A new exhibit inspired by the words of Henry Highland Garnet, an abolitionist and clergyman in the mid-1800s, will debut Friday at the National Portrait Gallery.

“Let Your Motto Be Resistance: African American Portraits” gets its title from a speech Garnet gave in 1843 while advocating action among a group of free blacks: “Strike for your lives and liberties … Let your motto be resistance!

Resistance! RESISTANCE! No opposed people have ever secured Liberty without resistance.” The exhibit, a collaboration between the the Portrait Gallery and the Smithsonian’s upcoming National Museum of African American History and Culture, consists of 100 photographs selected from the Portrait Gallery’s collections.

“It is a great honor for the National Portrait Gallery to have its collection of photographs of African Americans featured in the first exhibition presented by the National Museum of African American History and Culture,” Portrait Gallery Director Marc Pachter said. “These images and this exhibition examine how photographers and their subjects worked together to challenge demeaning stereotypes and shape new attitudes about race and the testing of the possibilities of American life.”

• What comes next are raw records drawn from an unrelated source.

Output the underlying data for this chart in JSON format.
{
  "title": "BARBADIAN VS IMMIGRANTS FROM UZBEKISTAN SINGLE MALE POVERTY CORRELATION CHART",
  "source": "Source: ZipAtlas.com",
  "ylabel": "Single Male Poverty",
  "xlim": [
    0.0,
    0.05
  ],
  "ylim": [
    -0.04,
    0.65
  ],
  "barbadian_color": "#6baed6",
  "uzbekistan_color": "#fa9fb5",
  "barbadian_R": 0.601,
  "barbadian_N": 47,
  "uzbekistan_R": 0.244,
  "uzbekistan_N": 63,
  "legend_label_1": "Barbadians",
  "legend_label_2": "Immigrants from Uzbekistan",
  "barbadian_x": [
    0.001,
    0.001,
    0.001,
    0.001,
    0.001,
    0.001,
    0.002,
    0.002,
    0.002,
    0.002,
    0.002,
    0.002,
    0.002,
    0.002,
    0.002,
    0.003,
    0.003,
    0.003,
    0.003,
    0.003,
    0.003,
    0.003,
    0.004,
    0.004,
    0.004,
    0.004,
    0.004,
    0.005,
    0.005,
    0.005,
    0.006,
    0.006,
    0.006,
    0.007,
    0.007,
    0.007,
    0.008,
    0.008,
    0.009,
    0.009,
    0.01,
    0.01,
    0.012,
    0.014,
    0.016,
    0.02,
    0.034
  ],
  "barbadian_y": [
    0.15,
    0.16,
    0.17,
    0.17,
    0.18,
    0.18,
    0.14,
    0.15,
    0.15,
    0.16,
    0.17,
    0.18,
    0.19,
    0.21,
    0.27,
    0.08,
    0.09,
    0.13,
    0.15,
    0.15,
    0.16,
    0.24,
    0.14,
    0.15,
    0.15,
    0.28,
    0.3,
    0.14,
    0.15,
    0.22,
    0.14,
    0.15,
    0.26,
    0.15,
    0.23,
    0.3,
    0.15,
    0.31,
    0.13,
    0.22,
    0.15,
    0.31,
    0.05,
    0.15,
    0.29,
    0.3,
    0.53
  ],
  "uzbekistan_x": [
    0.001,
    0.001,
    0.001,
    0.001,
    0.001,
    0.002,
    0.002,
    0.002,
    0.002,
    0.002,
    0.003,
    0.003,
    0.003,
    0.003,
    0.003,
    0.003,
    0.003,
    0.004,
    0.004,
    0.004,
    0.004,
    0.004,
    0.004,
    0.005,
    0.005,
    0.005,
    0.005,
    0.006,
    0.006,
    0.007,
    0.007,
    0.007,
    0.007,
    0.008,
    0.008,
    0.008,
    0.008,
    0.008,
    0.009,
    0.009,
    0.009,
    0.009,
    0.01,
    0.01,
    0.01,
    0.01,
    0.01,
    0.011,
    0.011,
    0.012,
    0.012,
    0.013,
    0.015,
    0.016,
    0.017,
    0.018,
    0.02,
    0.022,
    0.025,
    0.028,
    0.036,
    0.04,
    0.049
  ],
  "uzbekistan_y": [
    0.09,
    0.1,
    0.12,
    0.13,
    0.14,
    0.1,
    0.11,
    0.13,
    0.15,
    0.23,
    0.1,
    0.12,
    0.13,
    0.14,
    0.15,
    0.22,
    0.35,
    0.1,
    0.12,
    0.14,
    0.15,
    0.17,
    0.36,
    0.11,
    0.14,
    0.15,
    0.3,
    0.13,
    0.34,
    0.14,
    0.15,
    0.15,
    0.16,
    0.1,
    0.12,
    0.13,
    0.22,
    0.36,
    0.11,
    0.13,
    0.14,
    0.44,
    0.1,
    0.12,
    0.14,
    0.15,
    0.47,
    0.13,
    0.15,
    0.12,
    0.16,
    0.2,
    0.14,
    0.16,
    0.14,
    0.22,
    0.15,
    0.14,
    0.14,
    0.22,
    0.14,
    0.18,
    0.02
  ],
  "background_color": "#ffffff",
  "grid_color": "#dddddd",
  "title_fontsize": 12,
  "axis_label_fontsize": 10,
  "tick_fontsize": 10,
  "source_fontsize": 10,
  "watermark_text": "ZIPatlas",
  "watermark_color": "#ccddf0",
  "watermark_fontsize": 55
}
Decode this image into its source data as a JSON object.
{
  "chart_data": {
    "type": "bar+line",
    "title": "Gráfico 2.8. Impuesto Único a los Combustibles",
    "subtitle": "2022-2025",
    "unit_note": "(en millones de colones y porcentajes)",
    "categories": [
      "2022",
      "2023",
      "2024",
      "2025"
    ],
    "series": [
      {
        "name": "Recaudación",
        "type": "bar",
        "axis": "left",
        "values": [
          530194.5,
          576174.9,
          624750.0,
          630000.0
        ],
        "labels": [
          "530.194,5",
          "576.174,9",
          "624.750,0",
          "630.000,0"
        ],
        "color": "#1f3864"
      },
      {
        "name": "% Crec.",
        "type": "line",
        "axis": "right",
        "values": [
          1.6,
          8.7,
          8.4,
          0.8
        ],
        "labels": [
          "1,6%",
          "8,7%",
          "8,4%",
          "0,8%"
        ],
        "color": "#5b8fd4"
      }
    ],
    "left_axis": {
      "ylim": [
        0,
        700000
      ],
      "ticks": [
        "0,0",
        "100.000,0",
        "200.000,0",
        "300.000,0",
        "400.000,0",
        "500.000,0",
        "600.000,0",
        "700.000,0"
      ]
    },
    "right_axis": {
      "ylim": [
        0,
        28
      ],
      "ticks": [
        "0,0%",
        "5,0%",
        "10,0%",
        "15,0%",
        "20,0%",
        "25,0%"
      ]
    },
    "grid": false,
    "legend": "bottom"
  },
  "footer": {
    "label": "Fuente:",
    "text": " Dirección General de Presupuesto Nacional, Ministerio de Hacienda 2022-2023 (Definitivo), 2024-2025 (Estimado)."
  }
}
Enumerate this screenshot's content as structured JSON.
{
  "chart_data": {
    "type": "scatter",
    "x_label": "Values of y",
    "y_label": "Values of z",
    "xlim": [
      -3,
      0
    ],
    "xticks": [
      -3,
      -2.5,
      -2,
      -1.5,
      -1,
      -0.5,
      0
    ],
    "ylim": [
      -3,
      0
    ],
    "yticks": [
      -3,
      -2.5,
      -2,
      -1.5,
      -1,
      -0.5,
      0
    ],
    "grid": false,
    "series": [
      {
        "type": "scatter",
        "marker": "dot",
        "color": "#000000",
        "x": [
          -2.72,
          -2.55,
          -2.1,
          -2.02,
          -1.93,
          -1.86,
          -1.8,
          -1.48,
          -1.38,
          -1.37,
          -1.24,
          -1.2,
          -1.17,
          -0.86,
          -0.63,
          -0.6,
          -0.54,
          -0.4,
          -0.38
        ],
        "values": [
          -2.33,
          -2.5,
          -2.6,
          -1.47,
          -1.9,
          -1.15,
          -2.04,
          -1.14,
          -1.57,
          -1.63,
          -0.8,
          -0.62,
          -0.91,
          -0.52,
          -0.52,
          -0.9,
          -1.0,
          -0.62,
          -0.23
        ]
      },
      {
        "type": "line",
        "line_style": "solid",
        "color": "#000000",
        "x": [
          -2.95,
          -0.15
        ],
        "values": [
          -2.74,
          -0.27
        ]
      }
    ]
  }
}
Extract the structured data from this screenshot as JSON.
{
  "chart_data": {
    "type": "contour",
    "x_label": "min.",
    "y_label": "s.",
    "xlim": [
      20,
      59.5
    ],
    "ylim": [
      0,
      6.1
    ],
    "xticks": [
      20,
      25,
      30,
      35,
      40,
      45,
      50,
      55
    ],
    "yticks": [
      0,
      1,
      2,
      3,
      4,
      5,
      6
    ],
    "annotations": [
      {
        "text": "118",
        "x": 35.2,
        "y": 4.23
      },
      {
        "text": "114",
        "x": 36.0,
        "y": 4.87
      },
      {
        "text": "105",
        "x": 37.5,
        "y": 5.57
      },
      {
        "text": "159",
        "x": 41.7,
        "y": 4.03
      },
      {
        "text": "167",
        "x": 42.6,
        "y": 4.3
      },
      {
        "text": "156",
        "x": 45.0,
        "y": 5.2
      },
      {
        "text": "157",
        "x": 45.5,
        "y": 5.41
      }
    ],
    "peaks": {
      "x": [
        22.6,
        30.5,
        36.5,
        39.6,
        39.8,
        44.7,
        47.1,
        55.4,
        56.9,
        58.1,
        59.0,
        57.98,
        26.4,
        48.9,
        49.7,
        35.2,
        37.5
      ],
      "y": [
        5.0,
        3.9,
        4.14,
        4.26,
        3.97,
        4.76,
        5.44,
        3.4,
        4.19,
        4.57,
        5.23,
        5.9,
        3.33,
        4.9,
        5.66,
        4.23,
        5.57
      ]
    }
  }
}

Deborah Willis, the guest curator of the exhibition who selected the images from the Portrait Gallery’s extensive photography collection, points out a distinguishing picture of two black men in the halls of Congress that help define the purpose of the exhibition.

In the picture, the first black Congressman from New York City, Adam Clayton Powell Jr. (D), and Stokely Carmichael, the “Honorary Prime Minister” of the Black Panther Party who was active in the civil rights movement, are shown laughing together in a Congressional office corridor. The men were born 33 years apart and represented two different generations in the campaign for civil rights — yet the two prominent men join together in resistance and equality.

Frederick Douglass, Sojourner Truth, Jimi Hendrix, A. Philip Randolph and Malcolm X are just a few of the figures whose images are included the exhibit. Among the photographers represented in the exhibition are Berenice Abbott, James VanderZee, Doris Ulmann, Gordon Parks, Irving Penn and Carl Van Vechten.

The theme of the exhibit is reinforced through the portraits of these well-known abolitionists, athletes, artists, scientists and scholars, who illustrate how they used their work to put up resistance to negative attitudes about race and class through 150 years of U.S. history.

“Throughout the 19th and 20th centuries, almost all black America embraced Garnet’s plea to ‘let your motto be resistance,’ based on ‘the circumstances that surround you,’” said Lonnie Bunch, founding director of the National Museum of African American History and Culture.

“Let Your Motto Be Resistance: African American Portraits” opens at the National Portrait Gallery on Friday and is on display through March 2, 2008.